Enhanced Channel Manager (ECM) is a solo-maintained open-source project. Security reports are taken seriously and handled privately until a fix is available.
Only the latest released version is supported for security fixes. ECM follows a rolling release cadence; older versions are not patched.
| Version | Supported |
|---|---|
| latest | Yes |
| older | No |
If you are running an older version, upgrade to the latest release before reporting a vulnerability.
Please do not open public GitHub issues for security vulnerabilities.
Report privately via GitHub Security Advisories:
- Go to https://github.com/MotWakorb/enhancedchannelmanager/security/advisories/new
- Provide a clear description, reproduction steps, affected versions, and (if possible) a suggested fix or mitigation
- Include whether you want credit in the published advisory and your preferred name/handle
The private disclosure flow keeps the conversation between reporter and maintainer until a patch is ready.

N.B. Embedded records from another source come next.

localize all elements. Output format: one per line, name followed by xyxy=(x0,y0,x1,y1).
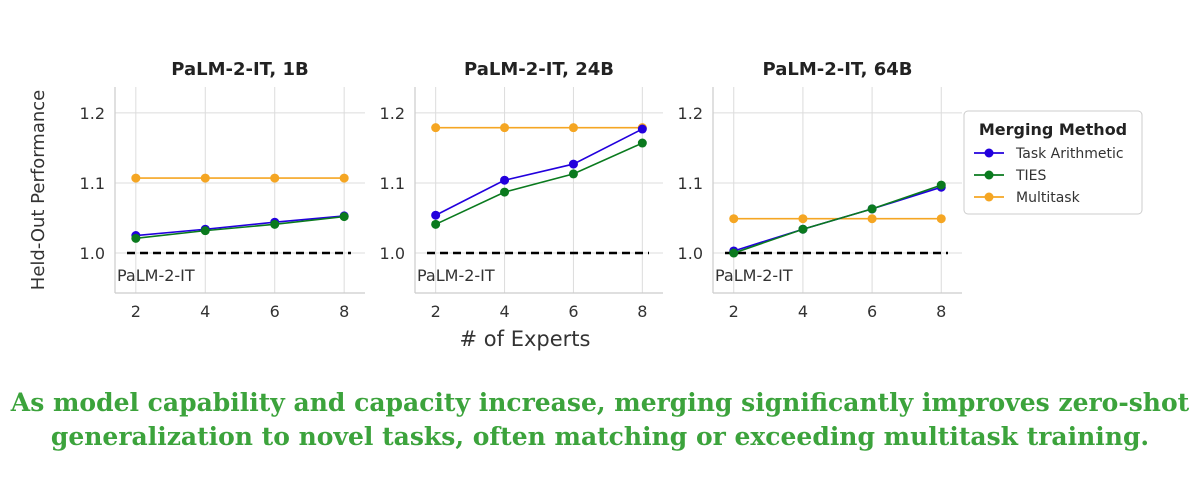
x-tick-label: 8 xyxy=(936,302,946,321)
x-tick-label: 2 xyxy=(431,302,441,321)
y-tick-label: 1.2 xyxy=(80,104,105,123)
data-point-multitask xyxy=(568,123,578,133)
data-point-multitask xyxy=(867,214,877,224)
legend-title: Merging Method xyxy=(979,120,1127,139)
data-point-ties xyxy=(637,138,647,148)
y-tick-label: 1.2 xyxy=(380,104,405,123)
legend-marker-ties xyxy=(984,170,994,180)
data-point-ties xyxy=(131,233,141,243)
data-point-multitask xyxy=(200,173,210,183)
x-axis-label: # of Experts xyxy=(460,327,591,351)
caption-line-2: generalization to novel tasks, often mat… xyxy=(50,422,1150,451)
chart-svg: 1.0 1.1 1.2 2 4 6 8 PaLM-2-IT, 1B PaLM-2-IT 1.0 1.… xyxy=(28,59,1143,351)
panel-title: PaLM-2-IT, 1B xyxy=(171,59,308,80)
series-line-task-arithmetic xyxy=(135,215,345,237)
caption: As model capability and capacity increas… xyxy=(0,386,1200,454)
panel-title: PaLM-2-IT, 64B xyxy=(763,59,913,80)
legend-marker-task-arithmetic xyxy=(984,148,994,158)
x-tick-label: 2 xyxy=(729,302,739,321)
x-tick-label: 6 xyxy=(867,302,877,321)
y-tick-label: 1.1 xyxy=(380,174,405,193)
data-point-ties xyxy=(936,180,946,190)
y-tick-label: 1.1 xyxy=(80,174,105,193)
y-tick-label: 1.0 xyxy=(80,244,105,263)
x-tick-label: 4 xyxy=(499,302,509,321)
y-tick-label: 1.1 xyxy=(678,174,703,193)
data-point-multitask xyxy=(798,214,808,224)
x-tick-label: 8 xyxy=(637,302,647,321)
legend-label-task-arithmetic: Task Arithmetic xyxy=(1015,146,1124,162)
data-point-task-arithmetic xyxy=(500,175,510,185)
x-tick-label: 4 xyxy=(200,302,210,321)
y-tick-label: 1.2 xyxy=(678,104,703,123)
baseline-label: PaLM-2-IT xyxy=(417,266,495,285)
data-point-multitask xyxy=(339,173,349,183)
series-line-task-arithmetic xyxy=(435,128,643,216)
x-tick-label: 4 xyxy=(798,302,808,321)
data-point-ties xyxy=(729,248,739,258)
baseline-label: PaLM-2-IT xyxy=(117,266,195,285)
chart-figure: 1.0 1.1 1.2 2 4 6 8 PaLM-2-IT, 1B PaLM-2-IT 1.0 1.… xyxy=(28,59,1143,351)
data-point-ties xyxy=(798,224,808,234)
legend-box xyxy=(963,110,1143,215)
data-point-ties xyxy=(431,219,441,229)
data-point-ties xyxy=(867,204,877,214)
data-point-ties xyxy=(200,226,210,236)
legend-label-ties: TIES xyxy=(1015,168,1047,184)
series-line-ties xyxy=(135,215,345,240)
y-tick-label: 1.0 xyxy=(678,244,703,263)
data-point-ties xyxy=(568,169,578,179)
data-point-multitask xyxy=(431,123,441,133)
data-point-ties xyxy=(339,212,349,222)
y-axis-label: Held-Out Performance xyxy=(28,90,49,290)
data-point-multitask xyxy=(500,123,510,133)
series-line-ties xyxy=(435,142,643,226)
data-point-task-arithmetic xyxy=(431,210,441,220)
data-point-multitask xyxy=(936,214,946,224)
data-point-multitask xyxy=(131,173,141,183)
x-tick-label: 6 xyxy=(270,302,280,321)
x-tick-label: 6 xyxy=(568,302,578,321)
data-point-multitask xyxy=(270,173,280,183)
x-tick-label: 8 xyxy=(339,302,349,321)
baseline-label: PaLM-2-IT xyxy=(715,266,793,285)
legend-marker-multitask xyxy=(984,192,994,202)
x-tick-label: 2 xyxy=(131,302,141,321)
data-point-multitask xyxy=(729,214,739,224)
series-line-ties xyxy=(733,184,942,254)
caption-line-1: As model capability and capacity increas… xyxy=(10,388,1190,417)
legend-label-multitask: Multitask xyxy=(1016,190,1081,206)
data-point-ties xyxy=(270,219,280,229)
data-point-ties xyxy=(500,187,510,197)
data-point-task-arithmetic xyxy=(568,159,578,169)
panel-title: PaLM-2-IT, 24B xyxy=(464,59,614,80)
data-point-task-arithmetic xyxy=(637,124,647,134)
y-tick-label: 1.0 xyxy=(380,244,405,263)
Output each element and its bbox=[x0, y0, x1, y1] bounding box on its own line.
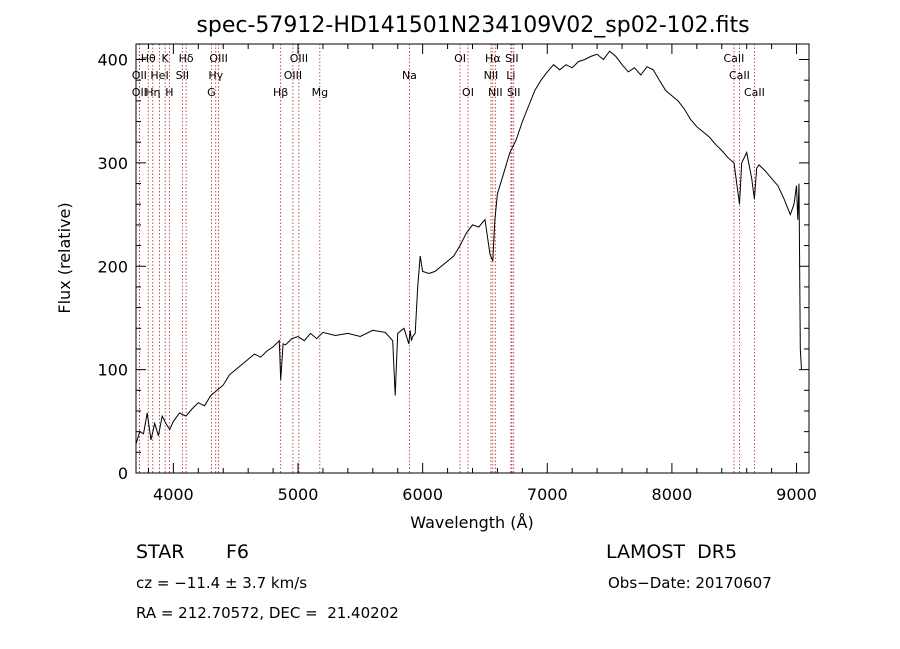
plot-frame bbox=[135, 43, 810, 474]
axis-tick-labels: 4000 5000 6000 7000 8000 9000 0 100 200 300 400 bbox=[97, 51, 816, 504]
y-tick-label: 300 bbox=[97, 154, 128, 173]
spectral-line-label: OIII bbox=[284, 69, 302, 82]
spectral-line-label: NII bbox=[488, 86, 503, 99]
spectral-line-label: OIII bbox=[290, 52, 308, 65]
spectrum-line bbox=[135, 50, 802, 445]
y-tick-label: 400 bbox=[97, 51, 128, 70]
spectral-line-label: CaII bbox=[729, 69, 750, 82]
spectral-line-markers bbox=[138, 44, 755, 473]
y-tick-label: 0 bbox=[118, 464, 128, 483]
x-tick-label: 6000 bbox=[402, 485, 443, 504]
y-axis-label: Flux (relative) bbox=[55, 202, 74, 313]
object-subclass: F6 bbox=[226, 541, 250, 563]
y-tick-label: 200 bbox=[97, 257, 128, 276]
coordinates: RA = 212.70572, DEC = 21.40202 bbox=[136, 604, 399, 622]
spectral-line-label: CaII bbox=[744, 86, 765, 99]
spectral-line-label: Hα bbox=[485, 52, 501, 65]
object-class: STAR bbox=[136, 541, 185, 563]
spectral-line-label: SII bbox=[176, 69, 189, 82]
chart-title: spec-57912-HD141501N234109V02_sp02-102.f… bbox=[196, 13, 749, 38]
spectral-line-label: K bbox=[162, 52, 170, 65]
spectral-line-label: H bbox=[165, 86, 173, 99]
x-axis-label: Wavelength (Å) bbox=[410, 513, 533, 532]
redshift-cz: cz = −11.4 ± 3.7 km/s bbox=[136, 574, 308, 592]
spectral-line-label: OIII bbox=[209, 52, 227, 65]
x-tick-label: 4000 bbox=[153, 485, 194, 504]
x-tick-label: 8000 bbox=[652, 485, 693, 504]
spectral-line-label: OI bbox=[462, 86, 474, 99]
spectral-line-label: SII bbox=[507, 86, 520, 99]
spectral-line-label: Hβ bbox=[273, 86, 288, 99]
observation-date: Obs−Date: 20170607 bbox=[608, 574, 772, 592]
spectral-line-label: Hθ bbox=[141, 52, 156, 65]
survey-name: LAMOST DR5 bbox=[606, 541, 738, 563]
spectral-line-label: HeI bbox=[150, 69, 168, 82]
x-tick-label: 7000 bbox=[527, 485, 568, 504]
spectral-line-label: NII bbox=[484, 69, 499, 82]
spectral-line-label: Na bbox=[402, 69, 417, 82]
spectral-line-label: Hδ bbox=[179, 52, 194, 65]
y-tick-label: 100 bbox=[97, 361, 128, 380]
spectral-line-label: Mg bbox=[312, 86, 328, 99]
x-tick-label: 5000 bbox=[278, 485, 319, 504]
spectral-line-label: Hγ bbox=[208, 69, 223, 82]
spectral-line-label: Li bbox=[506, 69, 515, 82]
spectral-line-label: SII bbox=[505, 52, 518, 65]
x-tick-label: 9000 bbox=[776, 485, 817, 504]
spectral-line-label: OI bbox=[454, 52, 466, 65]
spectral-line-label: G bbox=[207, 86, 216, 99]
spectral-line-label: Hη bbox=[145, 86, 160, 99]
spectral-line-label: CaII bbox=[724, 52, 745, 65]
axis-ticks bbox=[136, 44, 809, 474]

Target response times for a solo maintainer:
| Step | Target |
|---|---|
| Initial acknowledgment | Within 7 days of report |
| Triage and severity assessment | Within 14 days |
| Patch released for critical issues | Within 30 days |
| Patch released for non-critical issues | Best effort, prioritized against other work |
Once a fix ships, the advisory is published on GitHub with credit to the reporter (if requested). A corresponding note is added to the GitHub Releases entry for the version that contains the fix.
In scope:
- The ECM application (backend, frontend, MCP server)
- Published container images at
ghcr.io/motwakorb/enhancedchannelmanagerandghcr.io/motwakorb/enhancedchannelmanager-mcp - Default configuration and setup flow
Out of scope:
- Vulnerabilities in upstream dependencies unless ECM's usage is the root cause — report those to the upstream project
- Third-party services ECM integrates with (Dispatcharr, external EPG providers, etc.)
- Issues that require attacker-controlled configuration the operator has already knowingly enabled (e.g. intentionally disabling authentication)
Please give the maintainer a reasonable window to patch before public disclosure. The default expectation is 90 days from initial report, or the date a fix ships — whichever comes first. If you believe an issue is being actively exploited in the wild, say so in the report and the timeline accelerates accordingly.